The Gregor Letter has previously taken the view that California gasoline consumption finally fell off its own plateau after twenty years also, and is now in decline. The natural next-step would be to see US gasoline consumption also fall into decline. But we’re too early in EV national adoption, and we have no national policies penalizing existing fuel consumption. In the chart below, notice how gasoline demand has been “peaking” for nearly twenty years also, on a national basis.
Quantifying indirect subsidies to global fossil fuel industries is absolutely the right analytical approach. To get the true picture of how path dependency is maintained within coal, natural gas, and oil systems, one has to focus not on subsidies to extraction, but subsidies to consumption. The IMF has done just that in their latest report. Let’s first take a look at the big picture:
Notice the huge spread between explicit and implicit subsidies. That’s another way of portraying the fact that the systems we subsidize to consume fossil fuels are far larger than the fossil fuel production system itself. The most obvious example: the transportation and travel sector, now the top sector for emissions in the US, and the second place sector for emissions globally.
The IMF fingers the problem correctly, noting that untaxed air pollution and untaxed emissions are the main source of indirect subsidies. They write in their report:
….undercharging for local air pollution and climate change accounts for about 60 percent of total fossil fuel subsidies in 2022, undercharging for broader externalities and supply costs another 35 percent, and the remainder undercharging for general consumption taxes.
What would a proper scheme look like, for road transportation? Imagine every city in Europe and the US adopting London’s road-charging scheme, which started out twenty years ago with fees on trips, but has subsequently expanded outward to apply fees based on the emissions that come from fuel and car types. If you meet the emissions requirements, no extra charge. If you don’t, well, pay up.
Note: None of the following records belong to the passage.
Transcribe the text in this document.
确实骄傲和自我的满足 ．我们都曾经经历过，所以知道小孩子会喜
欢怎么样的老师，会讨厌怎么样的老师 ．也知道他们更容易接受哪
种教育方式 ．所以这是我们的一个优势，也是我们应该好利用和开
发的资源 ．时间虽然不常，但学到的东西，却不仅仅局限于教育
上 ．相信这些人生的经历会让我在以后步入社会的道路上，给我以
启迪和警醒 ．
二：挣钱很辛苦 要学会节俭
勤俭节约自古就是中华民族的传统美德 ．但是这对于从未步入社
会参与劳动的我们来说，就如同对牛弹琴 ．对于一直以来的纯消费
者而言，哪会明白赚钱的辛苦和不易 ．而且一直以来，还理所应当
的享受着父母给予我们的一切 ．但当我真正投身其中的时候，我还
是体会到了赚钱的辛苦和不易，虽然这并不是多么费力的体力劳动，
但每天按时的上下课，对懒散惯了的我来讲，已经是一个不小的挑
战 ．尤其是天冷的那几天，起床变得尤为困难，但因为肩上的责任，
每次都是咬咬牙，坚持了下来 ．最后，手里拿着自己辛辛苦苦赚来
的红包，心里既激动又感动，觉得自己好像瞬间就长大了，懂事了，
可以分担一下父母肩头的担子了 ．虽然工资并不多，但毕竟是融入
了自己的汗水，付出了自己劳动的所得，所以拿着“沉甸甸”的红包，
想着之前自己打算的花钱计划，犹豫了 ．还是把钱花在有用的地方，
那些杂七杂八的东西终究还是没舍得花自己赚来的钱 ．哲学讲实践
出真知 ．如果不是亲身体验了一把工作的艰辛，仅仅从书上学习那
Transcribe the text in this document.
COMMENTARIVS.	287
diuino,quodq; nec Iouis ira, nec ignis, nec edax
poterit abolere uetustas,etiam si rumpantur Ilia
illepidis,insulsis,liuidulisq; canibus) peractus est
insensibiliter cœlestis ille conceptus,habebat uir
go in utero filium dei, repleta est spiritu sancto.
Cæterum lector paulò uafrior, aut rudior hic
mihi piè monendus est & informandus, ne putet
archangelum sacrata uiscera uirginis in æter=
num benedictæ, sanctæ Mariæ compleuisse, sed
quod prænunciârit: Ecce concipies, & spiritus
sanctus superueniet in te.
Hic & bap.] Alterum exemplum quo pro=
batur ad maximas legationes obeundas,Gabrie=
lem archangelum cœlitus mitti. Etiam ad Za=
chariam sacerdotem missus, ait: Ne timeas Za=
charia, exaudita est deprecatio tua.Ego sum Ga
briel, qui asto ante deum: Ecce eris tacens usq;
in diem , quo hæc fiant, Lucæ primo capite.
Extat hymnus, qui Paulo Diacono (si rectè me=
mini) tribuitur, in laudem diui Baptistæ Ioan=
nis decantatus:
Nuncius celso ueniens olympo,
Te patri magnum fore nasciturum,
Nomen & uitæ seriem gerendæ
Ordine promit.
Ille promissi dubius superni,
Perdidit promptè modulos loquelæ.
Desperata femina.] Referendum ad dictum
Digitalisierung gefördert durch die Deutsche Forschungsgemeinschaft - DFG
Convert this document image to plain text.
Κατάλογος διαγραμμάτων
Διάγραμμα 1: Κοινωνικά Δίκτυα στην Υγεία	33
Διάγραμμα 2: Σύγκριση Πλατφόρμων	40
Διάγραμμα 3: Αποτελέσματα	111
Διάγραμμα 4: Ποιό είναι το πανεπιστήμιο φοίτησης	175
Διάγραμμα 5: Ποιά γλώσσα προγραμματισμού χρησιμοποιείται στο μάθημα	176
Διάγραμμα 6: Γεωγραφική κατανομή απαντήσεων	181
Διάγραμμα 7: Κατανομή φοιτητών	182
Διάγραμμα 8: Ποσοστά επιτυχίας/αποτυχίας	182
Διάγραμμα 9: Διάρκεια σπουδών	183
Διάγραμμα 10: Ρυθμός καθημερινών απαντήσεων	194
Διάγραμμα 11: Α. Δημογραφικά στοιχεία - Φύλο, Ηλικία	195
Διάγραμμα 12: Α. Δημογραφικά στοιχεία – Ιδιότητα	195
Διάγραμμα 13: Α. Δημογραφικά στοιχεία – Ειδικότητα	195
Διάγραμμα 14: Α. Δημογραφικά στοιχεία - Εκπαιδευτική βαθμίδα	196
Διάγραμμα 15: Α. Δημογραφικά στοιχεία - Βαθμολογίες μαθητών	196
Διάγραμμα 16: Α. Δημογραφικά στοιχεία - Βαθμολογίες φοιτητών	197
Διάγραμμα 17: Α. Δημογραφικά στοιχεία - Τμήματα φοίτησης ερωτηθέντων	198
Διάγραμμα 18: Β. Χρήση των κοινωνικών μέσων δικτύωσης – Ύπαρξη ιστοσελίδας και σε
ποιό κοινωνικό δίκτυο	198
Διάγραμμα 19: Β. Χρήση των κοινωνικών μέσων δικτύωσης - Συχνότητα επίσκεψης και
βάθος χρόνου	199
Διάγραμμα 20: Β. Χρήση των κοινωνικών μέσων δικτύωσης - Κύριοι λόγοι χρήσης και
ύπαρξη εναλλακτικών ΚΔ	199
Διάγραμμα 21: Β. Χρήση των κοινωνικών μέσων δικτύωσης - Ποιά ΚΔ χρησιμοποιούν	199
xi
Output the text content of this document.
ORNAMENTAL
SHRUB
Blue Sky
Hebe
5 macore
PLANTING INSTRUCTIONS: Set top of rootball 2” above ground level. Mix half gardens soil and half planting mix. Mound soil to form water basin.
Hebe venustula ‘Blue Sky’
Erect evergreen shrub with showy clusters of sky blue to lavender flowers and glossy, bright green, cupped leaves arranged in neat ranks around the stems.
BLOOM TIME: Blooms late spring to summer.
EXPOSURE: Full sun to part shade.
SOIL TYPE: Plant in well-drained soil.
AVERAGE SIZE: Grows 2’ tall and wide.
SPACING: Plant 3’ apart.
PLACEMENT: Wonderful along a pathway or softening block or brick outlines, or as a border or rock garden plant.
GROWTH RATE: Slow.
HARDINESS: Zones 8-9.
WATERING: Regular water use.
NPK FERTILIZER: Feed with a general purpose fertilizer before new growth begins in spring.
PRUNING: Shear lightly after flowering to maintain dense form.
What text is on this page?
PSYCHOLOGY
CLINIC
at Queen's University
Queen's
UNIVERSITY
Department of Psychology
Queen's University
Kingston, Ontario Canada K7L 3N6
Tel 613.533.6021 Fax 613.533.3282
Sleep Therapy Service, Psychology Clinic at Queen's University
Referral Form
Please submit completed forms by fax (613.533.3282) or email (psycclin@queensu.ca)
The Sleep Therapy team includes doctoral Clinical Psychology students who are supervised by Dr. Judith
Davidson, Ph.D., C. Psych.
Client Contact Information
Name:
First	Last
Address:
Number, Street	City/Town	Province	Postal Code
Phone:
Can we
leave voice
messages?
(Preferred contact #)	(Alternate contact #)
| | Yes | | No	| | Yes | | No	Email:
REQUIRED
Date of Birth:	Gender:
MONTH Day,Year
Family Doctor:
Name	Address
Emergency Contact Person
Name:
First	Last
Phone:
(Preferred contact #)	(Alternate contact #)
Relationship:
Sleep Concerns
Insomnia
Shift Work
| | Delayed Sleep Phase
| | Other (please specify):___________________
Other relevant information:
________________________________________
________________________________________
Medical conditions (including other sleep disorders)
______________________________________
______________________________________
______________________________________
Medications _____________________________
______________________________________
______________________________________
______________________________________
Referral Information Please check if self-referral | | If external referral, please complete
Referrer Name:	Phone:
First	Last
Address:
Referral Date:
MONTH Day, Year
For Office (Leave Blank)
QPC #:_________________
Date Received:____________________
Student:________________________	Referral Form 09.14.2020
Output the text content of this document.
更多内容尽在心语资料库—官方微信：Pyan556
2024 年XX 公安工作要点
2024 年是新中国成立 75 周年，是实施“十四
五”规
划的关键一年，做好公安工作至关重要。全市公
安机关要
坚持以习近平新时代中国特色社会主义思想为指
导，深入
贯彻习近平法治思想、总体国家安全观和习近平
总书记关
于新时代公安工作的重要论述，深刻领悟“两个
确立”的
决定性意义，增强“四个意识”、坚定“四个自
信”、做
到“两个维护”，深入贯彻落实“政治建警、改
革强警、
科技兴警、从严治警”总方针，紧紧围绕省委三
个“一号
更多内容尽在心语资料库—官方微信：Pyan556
After maintaining a strongly negative stance for many years on wind and solar, perhaps it’s time for Bill Gates to admit he was wrong. The new Elon Musk biography by Walter Isaacson apparently contains a revealing quote from Gates, demonstrating he has not evolved even a little on this question. As reported by CNBC:
Gates argued that batteries would never be able to power large semitrucks and that solar energy would not be a major part of solving the climate problem. “I showed him the numbers,” Gates said. “It’s an area where I clearly knew something that he didn’t.”
Oof. If that sounds bad, it’s actually worse than all that. Since Gates took his stand against wind and solar’s ability to do much to solve climate change, the two technologies have stormed the gates of the city, so to speak. Ha. So Gates is even more wrong today than he was when he started voicing this view last decade. Look at these numbers:
Just thinking about loud, but perhaps wind and solar know something that Bill Gates doesn’t.